Rolles is a special case, where the endpoints have the same y coordinate, so the tangent and chord are horizontal. F(x) = x^3 − x^2 − 20x + 6, 0, 5 f(0)= 6; f(5)= 125-25-100+6= 6. So Rolles thm applies: for (0,6) and (5,6) there must be a value,c, between 0 and 5, where the slope is zero. Y' = 3x^2 -2x -20= 0. View 5.2SkillBuilder.pdf from MATH 122 at University of Mary Washington. Avon High School Name AP Calculus AB Period Score / 10 Skill Builder: Topic 5.2 – Extreme Value Theorem; Global vs.

Case 2: The function is not constant.

Since the function isn't constant, it must change directions in order to start and end at the same $$y$$-value. This means somewhere inside the interval the function will either have a minimum (left-hand graph), a maximum (middle graph) or both (right-hand graph).

So, now we need to show that at this interior extrema the derivative must equal zero. The rest of the discussion will focus on the cases where the interior extrema is a maximum, but the discussion for a minimum is largely the same.

Possibility 1: Could the maximum occur at a point where $$f'>0$$?

5.2 Rolle's Theorem & Mvtap Calculus Equation

No, because if $$f'>0$$ we know the function is increasing. But it can't increase since we are at its maximum point.

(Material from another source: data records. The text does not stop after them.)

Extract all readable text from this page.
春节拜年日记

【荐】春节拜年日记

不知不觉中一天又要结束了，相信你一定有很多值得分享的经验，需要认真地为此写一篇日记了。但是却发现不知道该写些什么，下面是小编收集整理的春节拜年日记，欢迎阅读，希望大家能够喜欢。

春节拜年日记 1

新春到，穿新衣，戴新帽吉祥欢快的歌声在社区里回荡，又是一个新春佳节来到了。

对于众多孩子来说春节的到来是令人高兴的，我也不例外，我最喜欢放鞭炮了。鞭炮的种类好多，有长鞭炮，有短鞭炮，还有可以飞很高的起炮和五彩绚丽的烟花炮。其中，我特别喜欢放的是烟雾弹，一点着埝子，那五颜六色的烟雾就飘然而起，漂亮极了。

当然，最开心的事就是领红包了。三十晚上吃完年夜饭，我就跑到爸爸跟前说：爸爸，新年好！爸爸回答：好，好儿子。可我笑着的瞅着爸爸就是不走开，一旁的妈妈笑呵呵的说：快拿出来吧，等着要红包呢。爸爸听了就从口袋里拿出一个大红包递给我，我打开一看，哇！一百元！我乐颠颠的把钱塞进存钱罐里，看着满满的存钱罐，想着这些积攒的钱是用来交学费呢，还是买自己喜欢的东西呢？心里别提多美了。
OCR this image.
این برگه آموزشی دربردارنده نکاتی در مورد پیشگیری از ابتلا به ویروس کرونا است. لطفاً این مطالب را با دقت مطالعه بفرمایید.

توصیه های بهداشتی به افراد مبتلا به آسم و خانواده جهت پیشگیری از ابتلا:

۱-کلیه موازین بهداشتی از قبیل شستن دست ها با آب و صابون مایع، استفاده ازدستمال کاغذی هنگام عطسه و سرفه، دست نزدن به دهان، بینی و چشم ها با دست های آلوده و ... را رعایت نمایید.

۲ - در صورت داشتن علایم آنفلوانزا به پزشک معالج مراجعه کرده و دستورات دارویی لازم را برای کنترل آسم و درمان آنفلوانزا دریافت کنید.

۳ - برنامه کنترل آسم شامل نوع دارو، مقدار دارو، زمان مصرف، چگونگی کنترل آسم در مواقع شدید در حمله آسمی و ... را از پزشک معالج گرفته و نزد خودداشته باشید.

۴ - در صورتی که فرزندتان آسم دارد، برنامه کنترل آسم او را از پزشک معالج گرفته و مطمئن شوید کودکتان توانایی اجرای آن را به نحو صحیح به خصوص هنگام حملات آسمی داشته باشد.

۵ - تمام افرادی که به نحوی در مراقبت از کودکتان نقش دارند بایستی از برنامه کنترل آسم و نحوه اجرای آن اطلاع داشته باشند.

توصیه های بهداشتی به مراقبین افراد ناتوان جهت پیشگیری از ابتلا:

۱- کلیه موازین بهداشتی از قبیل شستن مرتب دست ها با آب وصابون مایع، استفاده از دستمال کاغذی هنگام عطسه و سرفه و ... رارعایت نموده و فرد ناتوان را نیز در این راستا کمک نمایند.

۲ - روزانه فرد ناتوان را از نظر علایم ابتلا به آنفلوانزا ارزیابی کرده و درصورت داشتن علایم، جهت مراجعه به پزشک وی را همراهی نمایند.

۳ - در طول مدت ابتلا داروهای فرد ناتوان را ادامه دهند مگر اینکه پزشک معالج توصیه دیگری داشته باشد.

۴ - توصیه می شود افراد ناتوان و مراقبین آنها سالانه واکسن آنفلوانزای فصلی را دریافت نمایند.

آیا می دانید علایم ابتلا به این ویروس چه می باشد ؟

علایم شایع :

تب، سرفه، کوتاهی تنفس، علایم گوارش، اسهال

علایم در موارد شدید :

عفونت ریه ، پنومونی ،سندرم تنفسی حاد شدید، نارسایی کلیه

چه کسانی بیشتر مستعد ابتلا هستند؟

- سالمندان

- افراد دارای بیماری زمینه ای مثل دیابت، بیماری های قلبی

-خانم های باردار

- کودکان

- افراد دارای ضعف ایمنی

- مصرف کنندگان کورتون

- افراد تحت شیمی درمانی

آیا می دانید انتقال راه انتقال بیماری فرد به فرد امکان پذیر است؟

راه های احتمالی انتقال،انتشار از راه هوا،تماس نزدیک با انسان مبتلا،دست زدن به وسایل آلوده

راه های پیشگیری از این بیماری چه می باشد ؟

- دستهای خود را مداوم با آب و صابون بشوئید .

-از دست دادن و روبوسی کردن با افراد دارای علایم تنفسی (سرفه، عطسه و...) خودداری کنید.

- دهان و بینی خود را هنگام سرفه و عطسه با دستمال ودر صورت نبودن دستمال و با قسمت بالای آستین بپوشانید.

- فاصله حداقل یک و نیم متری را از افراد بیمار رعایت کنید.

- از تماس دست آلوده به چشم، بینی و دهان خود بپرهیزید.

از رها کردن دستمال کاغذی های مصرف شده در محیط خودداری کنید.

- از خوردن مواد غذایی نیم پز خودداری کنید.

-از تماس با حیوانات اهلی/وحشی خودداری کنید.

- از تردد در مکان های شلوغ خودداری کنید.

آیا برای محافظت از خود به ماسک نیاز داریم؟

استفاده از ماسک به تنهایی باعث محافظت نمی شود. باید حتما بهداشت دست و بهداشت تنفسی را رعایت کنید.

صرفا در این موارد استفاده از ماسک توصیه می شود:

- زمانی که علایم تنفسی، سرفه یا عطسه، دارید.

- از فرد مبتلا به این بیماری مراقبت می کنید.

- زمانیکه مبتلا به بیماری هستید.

5.2 Rolle's Theorem Equation

Possibility 2: Could the maximum occur at a point where $$f'<0$$?

5.2 Rolle's Theorem & Mvtap Calculus Solver

No, because if $$f'<0$$ we know that function is decreasing, which means it was larger just a little to the left of where we are now. But we are at the function's maximum value, so it couldn't have been larger.

Rolle's Theorem Proof

Since $$f'$$ exists, but isn't larger than zero, and isn't smaller than zero, the only possibility that remains is that $$f' = 0$$.

And that's it! We showed that the function must have an extrema, and that at the extrema the derivative must equal zero!